Ever wonder what percentage of people are clicking on those e-mails leading to fraudulent bank log-in pages? The answer is a very small percentage-but more than enough for phishers to still make a killing.
New research from security firm (PDF) Trusteer shows that once users had been lured to a phishing site, some 45 percent entered their log-in information. These findings, taken during a three-month analysis, are based on a sample of more than 3 million users of Trusteer's Rapport browser security service who are customers of 10 large U.S. and European banks.
Each phishing attack compromises a very small number of customers (0.000564 percent), but due to the large number of phishing attacks, the aggregated number is significant. Overall, 0.47 percent of the banks' customers fall victim to phishing attacks each year, translating to between $2.4 million and $9.4 million in annual losses per million online banking customers.

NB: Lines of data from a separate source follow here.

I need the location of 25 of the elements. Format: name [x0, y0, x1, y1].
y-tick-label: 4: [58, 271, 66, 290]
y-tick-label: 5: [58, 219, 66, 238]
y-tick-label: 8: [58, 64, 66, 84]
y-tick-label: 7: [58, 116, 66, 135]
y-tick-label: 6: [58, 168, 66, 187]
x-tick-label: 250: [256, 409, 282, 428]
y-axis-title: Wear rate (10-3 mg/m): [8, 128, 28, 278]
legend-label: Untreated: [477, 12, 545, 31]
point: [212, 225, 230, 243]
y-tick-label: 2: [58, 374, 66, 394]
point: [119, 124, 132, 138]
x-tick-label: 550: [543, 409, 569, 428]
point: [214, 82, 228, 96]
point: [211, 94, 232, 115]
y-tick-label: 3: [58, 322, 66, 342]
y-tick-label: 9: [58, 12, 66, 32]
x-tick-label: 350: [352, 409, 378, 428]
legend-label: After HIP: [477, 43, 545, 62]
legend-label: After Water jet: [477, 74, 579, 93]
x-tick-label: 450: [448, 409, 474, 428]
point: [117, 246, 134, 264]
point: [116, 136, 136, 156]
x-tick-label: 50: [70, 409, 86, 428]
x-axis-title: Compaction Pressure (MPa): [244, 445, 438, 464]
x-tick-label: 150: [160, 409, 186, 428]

With that kind of money at stake, it is important that both businesses and consumers learn to recognize phishing e-mails when they see them. In an enterprise environment, that process begins with training.
"Engage the user base when developing a training program [and] view training programs as marketing campaigns to sell security," advised Rohyt Belani, CEO of Intrepidus. "Teach people through first-hand experience [mock phishing exercises followed with instant training/feedback] rather than boring sessions and poster campaigns that couch dos and don'ts."
He also suggested rewarding users who consistently dodge phishing attacks, rather than simply penalizing those who do not.
"People should have a basic level of suspicion associated with e-mail and understand that just because the 'from' address looks authentic, the e-mail contains a personalized salutation and the content is in appropriate context that it is not necessarily where or whom it claims to be from," he told eWEEK. "This will instill a thorough process of evaluation before acting on e-mail."
However, phishing scams are getting more difficult to detect, particularly in cases of spear phishing, which are targeted attacks, noted Scott Crawford, an analyst with Enterprise Management Associates.
"Message filtration technologies help with this, but as far as awareness goes, users should consider just about any message suspect unless it contains detail that would only be known to the sender [and] recipient-and even then, a skillfully crafted attack can look very believable," he said.